Otherwise, of the 448 deregulatory “Active” actions, 272 are “substantive, nonsignificant”; 9 “routine, frequent”; and 16 info/admin other.”

Unfortunately, Long-term Planned Regulatory Actions Outstrip Deregulatory Actions

At least in terms of what’s disclosed in the Agenda, and we must say the publication isn’t necessarily definitive, longer term deregulations show less promise.

It may be a residual, #resistant phenomenon on the part of agencies that 102 “Long-term” actions are deemed “regulatory”—but only 30 are deemed “deregulatory”.

Even more worrisome is that, of the anticipated “Long-term” rules disclosed, 25 are of the economically significant category, while none in this category are deregulatory.  Tomorrow’s cost savings need to come from a long-term liberalization mindset, but as far as we can tell, agencies intend to add more costly rules than they intend to cut.

Even in the “other significant” category, 63 are regulatory, but only 16 deregulatory.

Without changes, 2-for-1 is being inverted with respect to longer term regulations. As newer Agendas appear in 2018 and 2019, these rules become less “long term” and the situation may be rectified. Here we just draw attention to an apparent deterioration in deregulatory vigor.

Trump is so far having to act alone without Congress. Getting rid of regulations requires going through the public notice-and-comment process. It takes time, and the Administrative State works to the advantage of agencies that want to maintain vast regulatory edifices. Over time, Republicans who opposed agencies end up running them in Republican administrations.

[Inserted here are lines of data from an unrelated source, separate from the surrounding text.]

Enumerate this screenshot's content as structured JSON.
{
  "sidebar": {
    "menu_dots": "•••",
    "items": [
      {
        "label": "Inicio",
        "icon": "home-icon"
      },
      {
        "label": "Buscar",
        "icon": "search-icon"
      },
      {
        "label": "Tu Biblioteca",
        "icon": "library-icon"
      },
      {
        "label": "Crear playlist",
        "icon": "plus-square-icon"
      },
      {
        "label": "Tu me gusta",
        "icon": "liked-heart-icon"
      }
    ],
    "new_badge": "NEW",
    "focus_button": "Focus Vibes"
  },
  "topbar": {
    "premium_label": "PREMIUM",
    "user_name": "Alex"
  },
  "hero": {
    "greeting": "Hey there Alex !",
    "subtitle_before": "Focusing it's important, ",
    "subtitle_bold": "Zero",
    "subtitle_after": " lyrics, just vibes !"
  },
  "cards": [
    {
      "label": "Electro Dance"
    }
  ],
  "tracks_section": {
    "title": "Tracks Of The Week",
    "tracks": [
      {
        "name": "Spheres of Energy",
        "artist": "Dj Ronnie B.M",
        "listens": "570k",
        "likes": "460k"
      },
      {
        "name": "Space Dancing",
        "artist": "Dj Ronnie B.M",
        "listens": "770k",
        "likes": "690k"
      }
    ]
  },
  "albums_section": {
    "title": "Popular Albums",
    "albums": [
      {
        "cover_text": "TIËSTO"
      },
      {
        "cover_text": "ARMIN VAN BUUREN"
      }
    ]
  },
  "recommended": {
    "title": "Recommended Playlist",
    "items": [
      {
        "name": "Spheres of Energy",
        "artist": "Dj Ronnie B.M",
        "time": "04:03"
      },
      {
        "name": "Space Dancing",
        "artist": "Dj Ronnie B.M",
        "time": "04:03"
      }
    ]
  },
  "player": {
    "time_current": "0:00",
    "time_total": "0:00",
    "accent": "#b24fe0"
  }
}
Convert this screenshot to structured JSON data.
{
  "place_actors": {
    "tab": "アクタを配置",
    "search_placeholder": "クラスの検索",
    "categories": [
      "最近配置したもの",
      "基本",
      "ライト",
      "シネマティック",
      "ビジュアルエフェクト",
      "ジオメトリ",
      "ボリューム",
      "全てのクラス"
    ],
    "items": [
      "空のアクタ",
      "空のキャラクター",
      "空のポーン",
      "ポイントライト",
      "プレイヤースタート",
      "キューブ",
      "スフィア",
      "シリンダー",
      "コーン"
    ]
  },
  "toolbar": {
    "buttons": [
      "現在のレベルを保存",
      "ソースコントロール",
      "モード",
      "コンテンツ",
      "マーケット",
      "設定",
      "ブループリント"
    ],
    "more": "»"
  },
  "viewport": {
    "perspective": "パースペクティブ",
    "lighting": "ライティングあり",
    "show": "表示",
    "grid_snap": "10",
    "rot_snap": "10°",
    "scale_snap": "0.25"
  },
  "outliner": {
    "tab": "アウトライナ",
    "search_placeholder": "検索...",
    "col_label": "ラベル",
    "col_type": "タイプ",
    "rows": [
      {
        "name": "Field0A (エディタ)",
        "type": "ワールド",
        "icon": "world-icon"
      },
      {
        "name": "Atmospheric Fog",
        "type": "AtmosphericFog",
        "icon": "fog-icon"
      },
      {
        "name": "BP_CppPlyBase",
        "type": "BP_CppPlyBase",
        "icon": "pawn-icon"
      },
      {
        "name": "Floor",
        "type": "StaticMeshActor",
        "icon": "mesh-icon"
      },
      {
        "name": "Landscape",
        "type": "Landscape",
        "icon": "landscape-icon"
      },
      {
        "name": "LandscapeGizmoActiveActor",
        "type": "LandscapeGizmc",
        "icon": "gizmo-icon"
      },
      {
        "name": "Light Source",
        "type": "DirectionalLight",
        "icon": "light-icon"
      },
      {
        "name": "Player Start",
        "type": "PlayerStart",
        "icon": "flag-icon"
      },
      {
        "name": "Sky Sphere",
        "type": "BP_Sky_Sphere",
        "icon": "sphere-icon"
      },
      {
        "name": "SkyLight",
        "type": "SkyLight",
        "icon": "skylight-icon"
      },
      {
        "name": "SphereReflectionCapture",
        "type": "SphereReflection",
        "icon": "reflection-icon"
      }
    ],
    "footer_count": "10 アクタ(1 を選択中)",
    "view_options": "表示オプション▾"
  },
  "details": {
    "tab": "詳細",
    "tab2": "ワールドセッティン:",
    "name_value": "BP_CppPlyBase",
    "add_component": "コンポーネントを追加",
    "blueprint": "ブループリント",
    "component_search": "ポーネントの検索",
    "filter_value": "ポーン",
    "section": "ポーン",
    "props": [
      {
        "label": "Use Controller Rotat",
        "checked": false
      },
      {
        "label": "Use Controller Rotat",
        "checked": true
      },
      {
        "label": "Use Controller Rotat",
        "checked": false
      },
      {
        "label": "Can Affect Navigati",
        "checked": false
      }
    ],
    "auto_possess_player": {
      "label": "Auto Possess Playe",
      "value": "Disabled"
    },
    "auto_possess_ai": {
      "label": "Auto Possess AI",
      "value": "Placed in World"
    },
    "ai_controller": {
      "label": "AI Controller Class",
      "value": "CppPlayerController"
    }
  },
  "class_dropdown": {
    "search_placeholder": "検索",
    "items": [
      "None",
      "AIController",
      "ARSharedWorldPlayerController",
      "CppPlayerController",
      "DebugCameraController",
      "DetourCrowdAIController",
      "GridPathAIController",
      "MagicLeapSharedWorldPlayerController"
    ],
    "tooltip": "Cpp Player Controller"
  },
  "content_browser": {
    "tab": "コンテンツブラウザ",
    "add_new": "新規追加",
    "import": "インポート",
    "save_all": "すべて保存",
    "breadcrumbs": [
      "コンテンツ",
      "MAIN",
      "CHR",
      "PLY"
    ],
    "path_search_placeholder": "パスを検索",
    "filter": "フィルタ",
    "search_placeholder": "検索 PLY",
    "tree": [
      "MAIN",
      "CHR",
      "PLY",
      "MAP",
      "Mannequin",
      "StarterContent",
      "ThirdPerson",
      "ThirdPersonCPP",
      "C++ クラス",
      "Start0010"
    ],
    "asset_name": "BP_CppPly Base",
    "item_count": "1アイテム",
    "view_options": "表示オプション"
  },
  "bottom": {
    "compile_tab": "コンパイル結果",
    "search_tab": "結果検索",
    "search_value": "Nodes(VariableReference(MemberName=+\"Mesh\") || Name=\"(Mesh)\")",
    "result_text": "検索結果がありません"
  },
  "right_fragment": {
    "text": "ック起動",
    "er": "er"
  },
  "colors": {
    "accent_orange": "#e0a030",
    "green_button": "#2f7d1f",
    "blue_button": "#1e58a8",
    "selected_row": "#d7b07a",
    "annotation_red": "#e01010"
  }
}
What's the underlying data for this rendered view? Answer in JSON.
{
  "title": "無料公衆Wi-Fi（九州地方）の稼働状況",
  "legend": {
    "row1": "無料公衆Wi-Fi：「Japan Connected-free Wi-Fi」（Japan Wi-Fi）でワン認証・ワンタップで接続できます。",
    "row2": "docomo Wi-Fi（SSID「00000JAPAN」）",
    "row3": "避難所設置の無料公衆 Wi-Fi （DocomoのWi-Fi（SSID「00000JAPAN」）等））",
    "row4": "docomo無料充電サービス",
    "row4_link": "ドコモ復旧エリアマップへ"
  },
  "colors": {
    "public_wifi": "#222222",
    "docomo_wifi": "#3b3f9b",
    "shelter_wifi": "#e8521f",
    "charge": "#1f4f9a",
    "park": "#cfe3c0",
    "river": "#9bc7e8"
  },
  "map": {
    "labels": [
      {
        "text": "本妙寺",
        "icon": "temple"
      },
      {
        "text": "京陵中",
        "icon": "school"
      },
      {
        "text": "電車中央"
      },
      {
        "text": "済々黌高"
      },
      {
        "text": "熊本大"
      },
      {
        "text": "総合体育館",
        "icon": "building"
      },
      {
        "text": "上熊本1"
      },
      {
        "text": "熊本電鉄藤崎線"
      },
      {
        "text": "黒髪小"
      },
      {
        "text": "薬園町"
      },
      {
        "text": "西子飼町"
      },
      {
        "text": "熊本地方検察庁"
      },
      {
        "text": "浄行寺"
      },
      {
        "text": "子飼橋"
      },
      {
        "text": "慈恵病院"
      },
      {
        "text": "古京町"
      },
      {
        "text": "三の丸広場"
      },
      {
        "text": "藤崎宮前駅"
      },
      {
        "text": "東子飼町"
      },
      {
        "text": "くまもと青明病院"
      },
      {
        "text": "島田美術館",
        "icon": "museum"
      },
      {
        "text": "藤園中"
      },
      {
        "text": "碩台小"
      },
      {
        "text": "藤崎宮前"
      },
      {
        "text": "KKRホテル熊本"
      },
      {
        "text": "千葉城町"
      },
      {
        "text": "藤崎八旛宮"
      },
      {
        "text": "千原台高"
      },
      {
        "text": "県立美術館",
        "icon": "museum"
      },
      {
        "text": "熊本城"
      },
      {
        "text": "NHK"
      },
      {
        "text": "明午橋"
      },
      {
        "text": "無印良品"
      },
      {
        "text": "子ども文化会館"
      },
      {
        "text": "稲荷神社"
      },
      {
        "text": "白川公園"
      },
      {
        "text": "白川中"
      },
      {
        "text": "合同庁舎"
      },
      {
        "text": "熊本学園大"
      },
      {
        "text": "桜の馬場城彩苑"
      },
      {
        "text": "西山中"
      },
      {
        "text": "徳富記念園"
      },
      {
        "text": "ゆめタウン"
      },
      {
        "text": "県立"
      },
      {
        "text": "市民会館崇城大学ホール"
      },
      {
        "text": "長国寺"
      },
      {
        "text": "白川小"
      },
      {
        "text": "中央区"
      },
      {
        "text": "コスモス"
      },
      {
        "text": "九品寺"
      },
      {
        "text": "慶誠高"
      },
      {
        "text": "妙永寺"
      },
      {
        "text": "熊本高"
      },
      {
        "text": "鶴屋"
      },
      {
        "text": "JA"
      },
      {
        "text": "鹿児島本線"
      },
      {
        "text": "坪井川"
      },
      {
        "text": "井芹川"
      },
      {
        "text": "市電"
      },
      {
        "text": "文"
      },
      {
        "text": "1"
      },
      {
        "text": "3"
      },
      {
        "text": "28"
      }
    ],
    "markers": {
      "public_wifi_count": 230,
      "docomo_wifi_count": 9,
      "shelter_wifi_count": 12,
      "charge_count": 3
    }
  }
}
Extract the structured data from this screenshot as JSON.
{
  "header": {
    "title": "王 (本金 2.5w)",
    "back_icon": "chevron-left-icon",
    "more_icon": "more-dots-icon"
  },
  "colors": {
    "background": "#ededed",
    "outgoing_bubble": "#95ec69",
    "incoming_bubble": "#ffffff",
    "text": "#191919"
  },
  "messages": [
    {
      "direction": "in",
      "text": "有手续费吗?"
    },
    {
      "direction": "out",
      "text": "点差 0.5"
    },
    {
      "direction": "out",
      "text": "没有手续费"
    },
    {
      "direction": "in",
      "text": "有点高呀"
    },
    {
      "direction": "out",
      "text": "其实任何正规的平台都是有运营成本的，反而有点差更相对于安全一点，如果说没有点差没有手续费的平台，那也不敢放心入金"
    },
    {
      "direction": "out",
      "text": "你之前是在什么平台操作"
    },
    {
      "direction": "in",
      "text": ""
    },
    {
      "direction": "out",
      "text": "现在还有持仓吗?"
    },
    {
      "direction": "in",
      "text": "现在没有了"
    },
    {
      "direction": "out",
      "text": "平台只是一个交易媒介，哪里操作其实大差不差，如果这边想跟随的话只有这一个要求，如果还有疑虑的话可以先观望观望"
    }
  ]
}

The administration itself notes an important qualifier defining “EO 13771 Regulatory Actions” when it comes to deregulatory expectations:

EO 13771 regulatory actions are defined as those final actions that both impose costs greater than zero and qualify as “significant” under Section 3(f) of EO 12866 (see M-17-21, Q2). Accordingly, the regulatory actions listed in this table represent a subset of an agency’s total regulatory actions.

In addition to that limitation, agencies not actually required by law to issue only the rules they describe in the Agenda or Plan.

Furthermore, independent agencies are not subject to Trump’s 2-for-1 executive order, which matters a lot since these agencies may impose the costliest rules. On the plus side, however, and not counted in Trump’s 2-for-1 success, is the Federal Communications Commission’s rollback of Obama-era net neutrality rules.

Agencies have complied with the 2-for-1 goals of the Trump administration thus far. Ensuring that they continue to do so will require vigilance since agencies’ own indicators show zeal deteriorates with time, and thus far an eventual bias toward adding rather than subtracting rules.

Another concern is that agencies may react to scrutiny by substituting guidance documents for formal regulations. But this is a phenomenon that the administration has recognized in various contexts, including some of the reductions this year. However, a more aggressive executive order on guidance usage is warranted in the absence of congressional action on regulatory reform.